The Peterloo Massacre Monument in Manchester
 City Centre includes the names of those killed
Photo by Susan Brownrigg


While researching my next book, Wrong Tracks, a mystery inspired by the early railways and the Rainhill Trials, I discovered that on the opening of the Liverpool & Manchester Railway in 1830, that protestors gathered again in Manchester.


The Prime Minister's railway carriage (red and gold) on
Opening Day of the Liverpool & Manchester Railway

The guest of honour for the opening was the Prime Minister, Arthur Wellesley, 1st Duke of Wellington. His carriage was very elaborate in red and gold, topped off with a coronet.

The Duke of Wellington was resolutely opposed to voting reform and he was warned that protestors were waiting for his arrival. 

A tragic accident, at Parkside which resulted in the death of another passenger, Liverpool's MP, William Huskisson, meant the Duke of Wellington wanted to turn back, but he was persuaded to continue on.

On his late arrival, the protestors waved banners marked No Corn Laws and Vote by Ballot and two tricolore flags. The Duke of Wellington was booed and hissed at, and his carriage was pelted with vegetables.

Just a few weeks after opening day, Wellesley told Parliament, "the constitution needed no improvement and that he would resist any measure of parliamentary reform as long as he was in office." Fearful of serious social unrest, his party rebelled. The Prime Minister lost a vote of confidence and a week later he was replaced as Prime Minister by Earl Grey.

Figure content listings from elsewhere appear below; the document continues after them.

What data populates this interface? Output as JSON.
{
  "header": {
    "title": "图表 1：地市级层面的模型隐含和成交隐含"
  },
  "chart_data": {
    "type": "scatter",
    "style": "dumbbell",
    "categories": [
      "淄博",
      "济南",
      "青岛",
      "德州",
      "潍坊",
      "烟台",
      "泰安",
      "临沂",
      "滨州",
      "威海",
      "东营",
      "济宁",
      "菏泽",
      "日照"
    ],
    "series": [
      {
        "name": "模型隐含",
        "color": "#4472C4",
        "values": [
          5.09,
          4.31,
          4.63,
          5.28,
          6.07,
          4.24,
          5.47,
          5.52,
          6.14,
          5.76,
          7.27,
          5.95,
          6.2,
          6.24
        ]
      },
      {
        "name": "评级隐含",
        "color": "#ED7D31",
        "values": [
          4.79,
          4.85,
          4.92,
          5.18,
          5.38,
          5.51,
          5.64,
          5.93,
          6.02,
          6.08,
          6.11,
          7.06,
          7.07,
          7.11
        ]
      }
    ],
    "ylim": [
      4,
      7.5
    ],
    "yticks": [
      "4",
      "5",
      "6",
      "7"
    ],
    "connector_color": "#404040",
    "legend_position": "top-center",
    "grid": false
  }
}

Earl Grey set about reforming Britain's electoral system, resulting in the Great Reform Act of 1832.

The Great Reform Act of 1832 saw the number of MPs increased and now middle class men (who owned or lived in property worth £10 rental a year were now allowed to vote.

Further reform acts in 1867 gave the vote to working men, those in urban areas first, then rural areas, but women were still rejected.

From the mid 1890s onwards groups of women joined together to campaign for the vote - they became known as suffragists. There were regional groups, especially in urban centres like Manchester.

Suffragists campaigned using peaceful methods such as lobbying parliament.

Suffragettes were women who were determined to win the vote by any means. They believed in 'deeds not words.' They were led by Emmeline Pankhurst, who was born in Moss Side, Manchester.


The Rise Up, Women statue in St Peter's Square, Manchester,
depicts Emmeline Pankhurst, leader of the Suffragist movement
Photo Susan Brownrigg

It wasn't until after WWI, in 1918, that the Representation of the People Act saw the vote given to all men aged over 21 and women aged over 30 with property - and not until 1928 for all women to be given the vote.

In 1969 the voting age was lowered from 21 to 18.



Author Susan Brownrigg at the Reform Pillar, Parbold
Photo Susan Brownrigg

The monument, known locally as The Parbold Bottle was erected by two local quarry owners to celebrate King William IV asking the Prime Minister, Earl Grey, to introduce a reform bill.

The Duke of Wellington was opposed to the railways for the rest of his life as they "encourage the lower classes to travel about."

Susan Brownrigg is a working class Lancashire lass. She is the author of the 1930s Blackpool Gracie Fairshaw mystery series and Kintana and the Captain's Curse, a treasure hunt adventure set in Madagascar during the golden age of piracy.
Wrong Tracks will be published in 2025.